核心概念
The Holmes framework enables efficient distributed training of large language models across GPU clusters with heterogeneous network interface cards, outperforming existing frameworks in the heterogeneous NIC environment.
摘要
The paper introduces the Holmes framework, which is designed to enable efficient distributed training of large language models (LLMs) across GPU clusters with heterogeneous network interface cards (NICs).
Key highlights:
- LLM training often requires extensive GPU resources (tens of thousands of GPUs) and can be very costly. Existing training frameworks focus on optimizing training within homogeneous GPU clusters with high-speed RDMA interconnects.
- The Holmes framework addresses the challenge of training LLMs in heterogeneous NIC environments, where GPU clusters may have different types of NICs (InfiniBand, RoCE, Ethernet) that are not compatible with each other.
- Holmes employs a novel scheduling method that intelligently allocates computational tasklets to GPU devices based on the characteristics of their connected NICs, maximizing training efficiency.
- Holmes also introduces cross-cluster pipeline parallelism and self-adapting pipeline partition strategies to further optimize training in the heterogeneous NIC environment.
- Comprehensive experiments show that Holmes consistently achieves performance close to that of homogeneous RDMA-capable networks, significantly outperforming training efficiency in pure Ethernet environments.
- Holmes seamlessly integrates with other mainstream LLM training frameworks like Megatron-LM and Megatron-DeepSpeed.
統計資料
Training a GPT model with 3.6 billion parameters on 4 nodes, the TFLOPS achieved are 197 for InfiniBand, 160 for RoCE, and 122 for Ethernet.
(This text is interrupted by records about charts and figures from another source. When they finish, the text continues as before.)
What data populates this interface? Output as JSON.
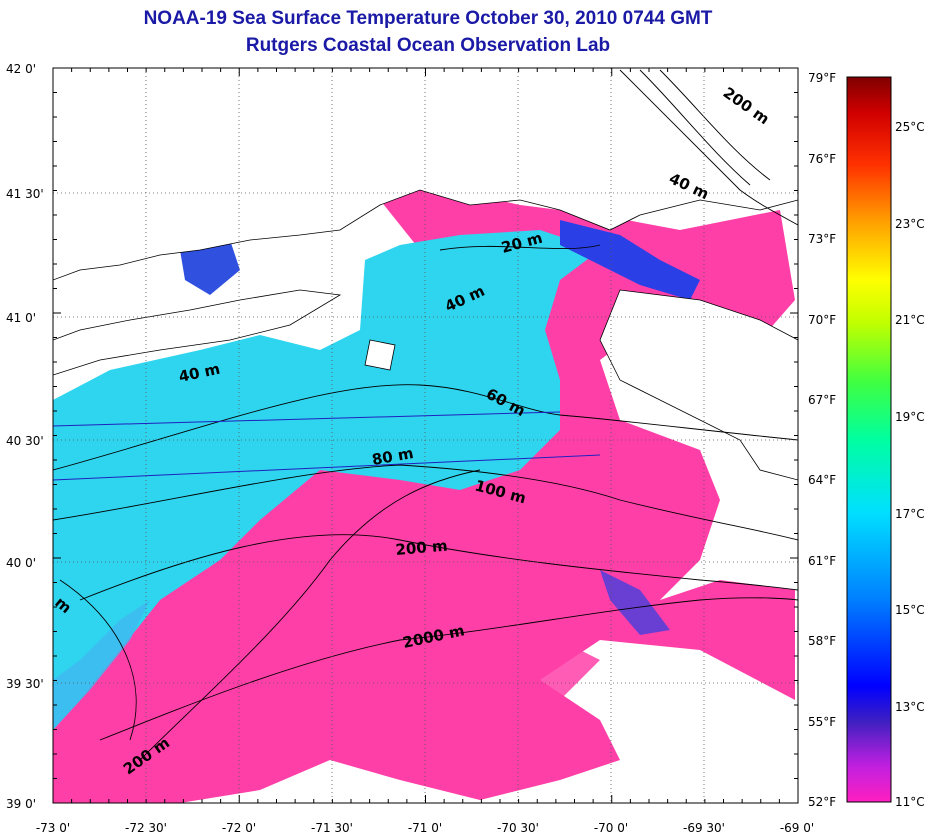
{
  "title": {
    "line1": "NOAA-19 Sea Surface Temperature October 30, 2010 0744 GMT",
    "line2": "Rutgers Coastal Ocean Observation Lab"
  },
  "axes": {
    "lon_labels": [
      "-73 0'",
      "-72 30'",
      "-72 0'",
      "-71 30'",
      "-71 0'",
      "-70 30'",
      "-70 0'",
      "-69 30'",
      "-69 0'"
    ],
    "lat_labels": [
      "42 0'",
      "41 30'",
      "41 0'",
      "40 30'",
      "40 0'",
      "39 30'",
      "39 0'"
    ],
    "lon_range": [
      -73,
      -69
    ],
    "lat_range": [
      39,
      42
    ]
  },
  "colorbar": {
    "fahrenheit_labels": [
      "79°F",
      "76°F",
      "73°F",
      "70°F",
      "67°F",
      "64°F",
      "61°F",
      "58°F",
      "55°F",
      "52°F"
    ],
    "celsius_labels": [
      "25°C",
      "23°C",
      "21°C",
      "19°C",
      "17°C",
      "15°C",
      "13°C",
      "11°C"
    ],
    "range_f": [
      52,
      79
    ]
  },
  "contour_labels": [
    {
      "text": "200 m"
    },
    {
      "text": "40 m"
    },
    {
      "text": "20 m"
    },
    {
      "text": "40 m"
    },
    {
      "text": "40 m"
    },
    {
      "text": "60 m"
    },
    {
      "text": "80 m"
    },
    {
      "text": "100 m"
    },
    {
      "text": "200 m"
    },
    {
      "text": "2000 m"
    },
    {
      "text": "200 m"
    },
    {
      "text": "m"
    }
  ],
  "colors": {
    "title": "#1a1aa6",
    "warm_water": "#ff3fa8",
    "cool_water": "#2fd4ee",
    "cold_water": "#2a3fe6",
    "land": "#ffffff"
  }
}
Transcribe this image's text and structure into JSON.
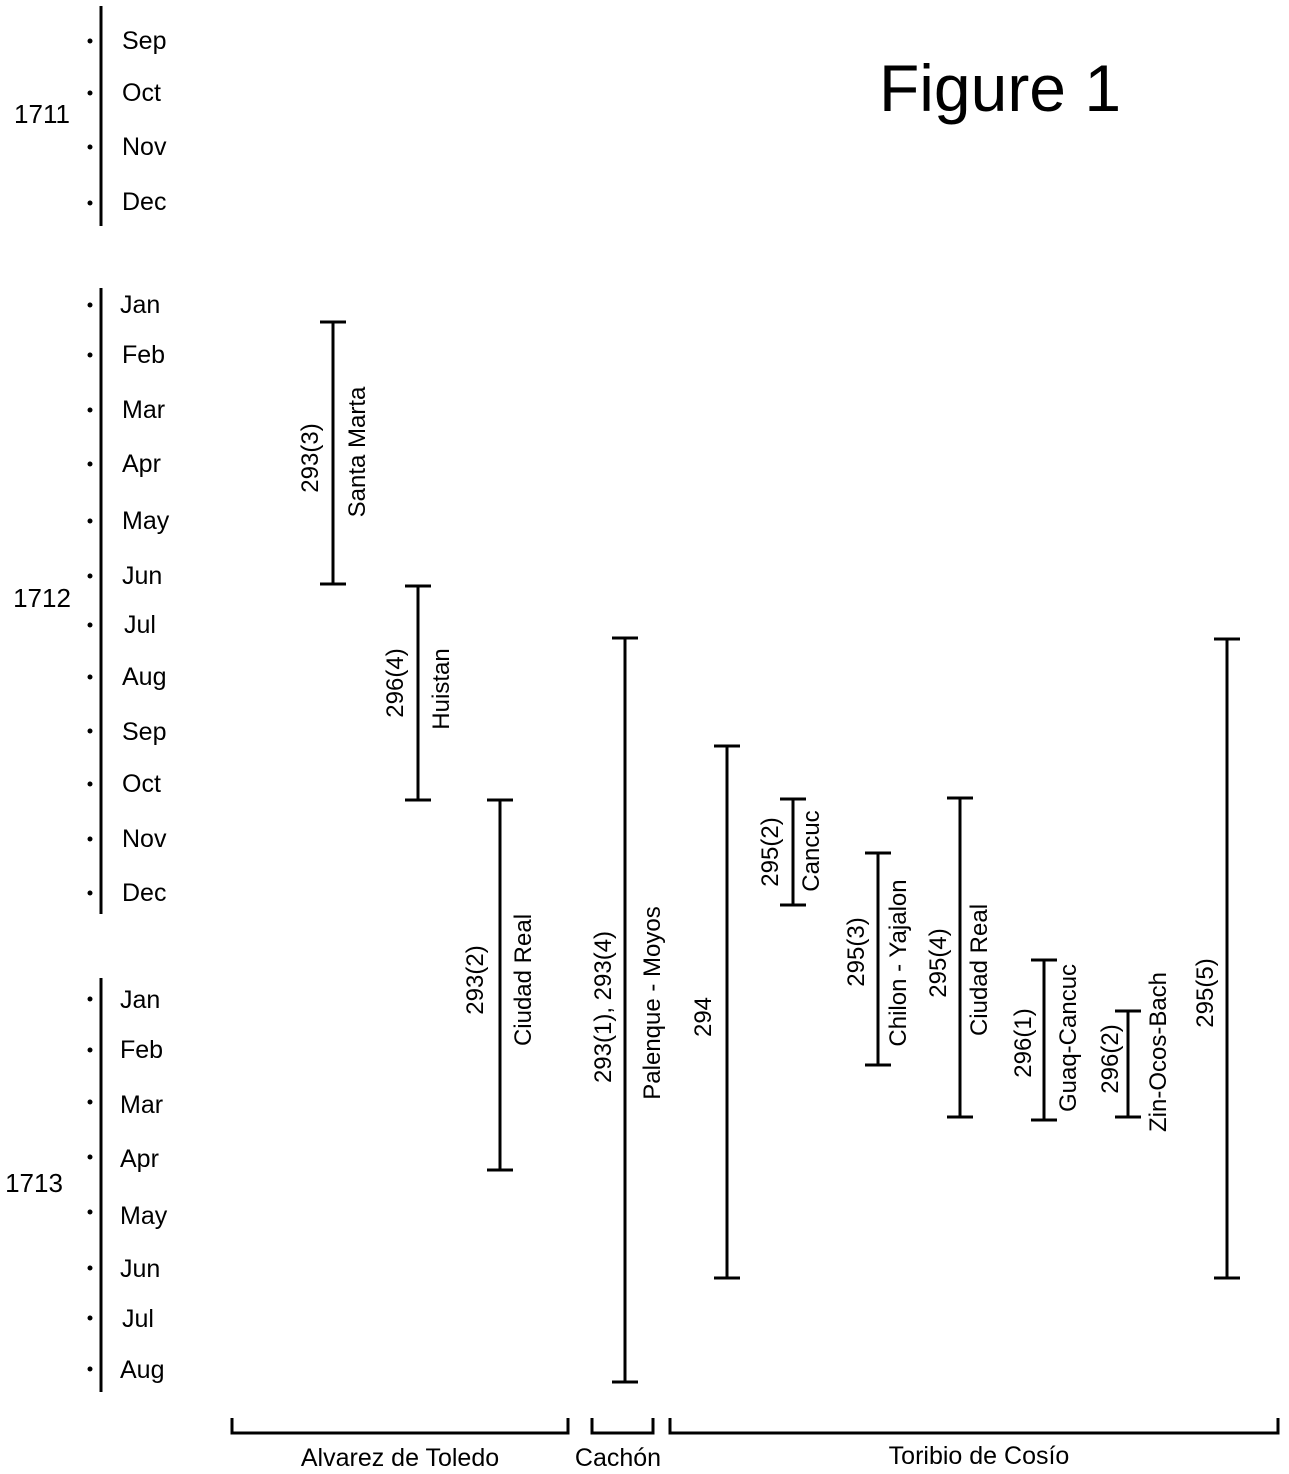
{
  "title": "Figure 1",
  "years": [
    {
      "label": "1711",
      "months": [
        "Sep",
        "Oct",
        "Nov",
        "Dec"
      ]
    },
    {
      "label": "1712",
      "months": [
        "Jan",
        "Feb",
        "Mar",
        "Apr",
        "May",
        "Jun",
        "Jul",
        "Aug",
        "Sep",
        "Oct",
        "Nov",
        "Dec"
      ]
    },
    {
      "label": "1713",
      "months": [
        "Jan",
        "Feb",
        "Mar",
        "Apr",
        "May",
        "Jun",
        "Jul",
        "Aug"
      ]
    }
  ],
  "intervals": [
    {
      "ref": "293(3)",
      "place": "Santa Marta",
      "start": "1712-Feb",
      "end": "1712-Jun",
      "group": "Alvarez de Toledo"
    },
    {
      "ref": "296(4)",
      "place": "Huistan",
      "start": "1712-Jun",
      "end": "1712-Oct",
      "group": "Alvarez de Toledo"
    },
    {
      "ref": "293(2)",
      "place": "Ciudad Real",
      "start": "1712-Oct",
      "end": "1713-Apr",
      "group": "Alvarez de Toledo"
    },
    {
      "ref": "293(1), 293(4)",
      "place": "Palenque - Moyos",
      "start": "1712-Jul",
      "end": "1713-Aug",
      "group": "Cachón"
    },
    {
      "ref": "294",
      "place": "",
      "start": "1712-Aug",
      "end": "1713-Jun",
      "group": "Toribio de Cosío"
    },
    {
      "ref": "295(2)",
      "place": "Cancuc",
      "start": "1712-Oct",
      "end": "1712-Dec",
      "group": "Toribio de Cosío"
    },
    {
      "ref": "295(3)",
      "place": "Chilon - Yajalon",
      "start": "1712-Nov",
      "end": "1713-Feb",
      "group": "Toribio de Cosío"
    },
    {
      "ref": "295(4)",
      "place": "Ciudad Real",
      "start": "1712-Oct",
      "end": "1713-Mar",
      "group": "Toribio de Cosío"
    },
    {
      "ref": "296(1)",
      "place": "Guaq-Cancuc",
      "start": "1713-Jan",
      "end": "1713-Mar",
      "group": "Toribio de Cosío"
    },
    {
      "ref": "296(2)",
      "place": "Zin-Ocos-Bach",
      "start": "1713-Feb",
      "end": "1713-Mar",
      "group": "Toribio de Cosío"
    },
    {
      "ref": "295(5)",
      "place": "",
      "start": "1712-Jul",
      "end": "1713-Jun",
      "group": "Toribio de Cosío"
    }
  ],
  "groups": [
    {
      "label": "Alvarez de Toledo"
    },
    {
      "label": "Cachón"
    },
    {
      "label": "Toribio de Cosío"
    }
  ]
}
Training the same GPT model on 8 nodes, the TFLOPS achieved are 148 for InfiniBand, 145 for RoCE, and 83 for Ethernet.
The time cost of the grads-reduce-scatter operation, a critical step in data parallelism, is significantly lower in the homogeneous InfiniBand environment compared to the heterogeneous Ethernet environment.
引述
"Holmes consistently achieves performance levels close to those achievable with homogeneous RDMA-capable networks, significantly exceeding training efficiency within the pure Ethernet environment."
"Holmes seamlessly integrates with other mainstream LLM training frameworks such as Megatron-LM and Megatron-DeepSpeed."